The main armament of the Bristol class was two BL 6-inch (152 mm) Mk XI guns that were mounted on the centreline fore and aft of the superstructure and ten BL 4-inch Mk VII guns in waist mountings. All these guns were fitted with gun shields. Four Vickers 3-pounder (47 mm) saluting guns were fitted, while two submerged 18-inch (450 mm) torpedo tubes were fitted. This armament was considered rather too light for ships of this size by the Royal Navy, while the waist guns were subject to immersion in a high sea, making them difficult to work.

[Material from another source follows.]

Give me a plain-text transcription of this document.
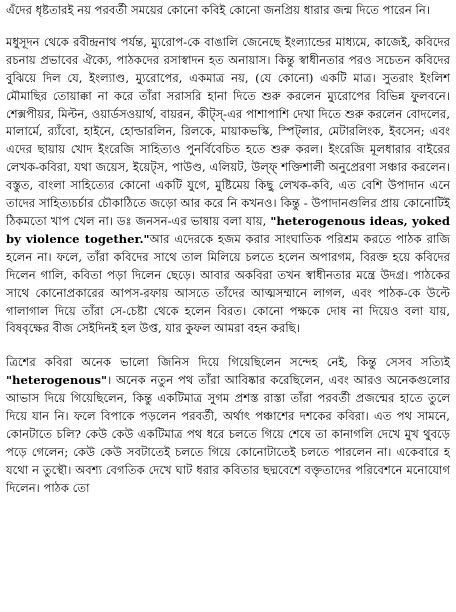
এঁদের ধৃষ্টতারই নয় পরবর্তী সময়ের কোনো কবিই কোনো জনপ্রিয় ধারার জন্ম দিতে পারেন নি।

মধুসূদন থেকে রবীন্দ্রনাথ পর্যন্ত, ম্যুরোপ-কে বাঙালি জেনেছে ইংল্যান্ডের মাধ্যমে, কাজেই, কবিদের রচনায় প্রভাবের ঐক্যে, পাঠকদের রসাস্বাদন হত অনায়াস। কিন্তু স্বাধীনতার পরও সচেতন কবিদের বুঝিয়ে দিল যে, ইংল্যাণ্ড, ম্যুরোপের, একমাত্র নয়, (যে কোনো) একটি মাত্র। সুতরাং ইংলিশ মৌমাছির তোয়াক্কা না করে তাঁরা সরাসরি হানা দিতে শুরু করলেন ম্যুরোপের বিভিন্ন ফুলবনে। শেক্সপীয়র, মিল্টন, ওয়ার্ডসওয়ার্থ, বায়রন, কীট্স্-এর পাশাপাশি দেখা দিতে শুরু করলেন বোদলের, মালার্মে, র‍্যাঁবো, হাইনে, হোল্ডারলিন, রিলকে, মায়াকভস্কি, স্পিট্লার, মেটারলিংক, ইবসেন; এবং এদের ছায়ায় খোদ ইংরেজি সাহিত্যও পুনর্বিবেচিত হতে শুরু করল। ইংরেজি মূলধারার বাইরের লেখক-কবিরা, যথা জয়েস, ইয়েট্স, পাউণ্ড, এলিয়ট, উল্ফ্ শক্তিশালী অনুপ্রেরণা সঞ্চার করলেন। বস্তুত, বাংলা সাহিত্যের কোনো একটি যুগে, মুষ্টিমেয় কিছু লেখক-কবি, এত বেশি উপাদান এনে তাদের সাহিত্যচর্চার চৌকাঠিতে জড়ো আর করে নি কখনও। কিন্তু - উপাদানগুলির প্রায় কোনোটিই ঠিকমতো খাপ খেল না। ডঃ জনসন-এর ভাষায় বলা যায়, "heterogenous ideas, yoked by violence together."আর এদেরকে হজম করার সাংঘাতিক পরিশ্রম করতে পাঠক রাজি হলেন না। ফলে, তাঁরা কবিদের সাথে তাল মিলিয়ে চলতে হলেন অপারগম, বিরক্ত হয়ে কবিদের দিলেন গালি, কবিতা পড়া দিলেন ছেড়ে। আবার অকবিরা তখন স্বাধীনতার মন্ত্রে উদগ্র। পাঠকের সাথে কোনোপ্রকারের আপস-রফায় আসতে তাঁদের আত্মসম্মানে লাগল, এবং পাঠক-কে উল্টে গালাগাল দিয়ে তাঁরা সে-চেষ্টা থেকে হলেন বিরত। কোনো পক্ষকে দোষ না দিয়েও বলা যায়, বিষবৃক্ষের বীজ সেইদিনই হল উপ্ত, যার কুফল আমরা বহন করছি।

ত্রিশের কবিরা অনেক ভালো জিনিস দিয়ে গিয়েছিলেন সন্দেহ নেই, কিন্তু সেসব সত্যিই "heterogenous"। অনেক নতুন পথ তাঁরা আবিষ্কার করেছিলেন, এবং আরও অনেকগুলোর আভাস দিয়ে গিয়েছিলেন, কিন্তু একটিমাত্র সুগম প্রশস্ত রাস্তা তাঁরা পরবর্তী প্রজন্মের হাতে তুলে দিয়ে যান নি। ফলে বিপাকে পড়লেন পরবর্তী, অর্থাৎ পঞ্চাশের দশকের কবিরা। এত পথ সামনে, কোনটাতে চলি? কেউ কেউ একটিমাত্র পথ ধরে চলতে গিয়ে শেষে তা কানাগলি দেখে মুখ থুবড়ে পড়ে গেলেন; কেউ কেউ সবটাতেই চলতে গিয়ে কোনোটাতেই চলতে পারলেন না। একেবারে হ যথো ন তুস্থৌ। অবশ্য বেগতিক দেখে ঘাট ধরার কবিতার ছদ্মবেশে বক্তৃতাদের পরিবেশনে মনোযোগ দিলেন। পাঠক তো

The Bristols were considered protected cruisers, with an armoured deck providing protection for the ships' vitals. The armoured deck was 2 in thick over the magazines and machinery, 1 in over the steering gear and 3/4 in elsewhere. The conning tower was protected by 6 in of armour, with the gun shields having 3 in armour, as did the ammunition hoists. As the protective deck was at the waterline, the ships were given a large metacentric height so that they would remain stable in the event of flooding above the armoured deck. This, however, resulted in the ships rolling badly making them poor gun platforms. One problem with the armour of the Bristols, which was shared with the other Town-class ships, was the sizable gap between the bottom of the gun shields and the deck, which allowed shell splinters to pass through the gap and made the guns' crews vulnerable to leg injuries in combat.

==Service history==
On the outbreak of the First World War she was stationed in the Far East on the China and Pacific station, being involved in operations during the Shanghai Rebellion in 1913, that had arisen as a result of the Xinhai Revolution that had broken out two years earlier. When war broke out she bombarded Yap, prior to deploying to Valparaíso to search for the armed merchant raider . In late January 1916, Newcastle captured the German ship Mazatlan, which was then operating as the American ship Edna. In 1917 she was reassigned to the East Indies and in 1918 she was again moved to operate off South America.

After an uneventful war service in comparison with her sisters, Newcastle was sold for scrapping on 9 May 1921 to the breaking firm of Thos. W. Ward. She arrived at the yards at Lelant on 3 May 1923 to be broken up.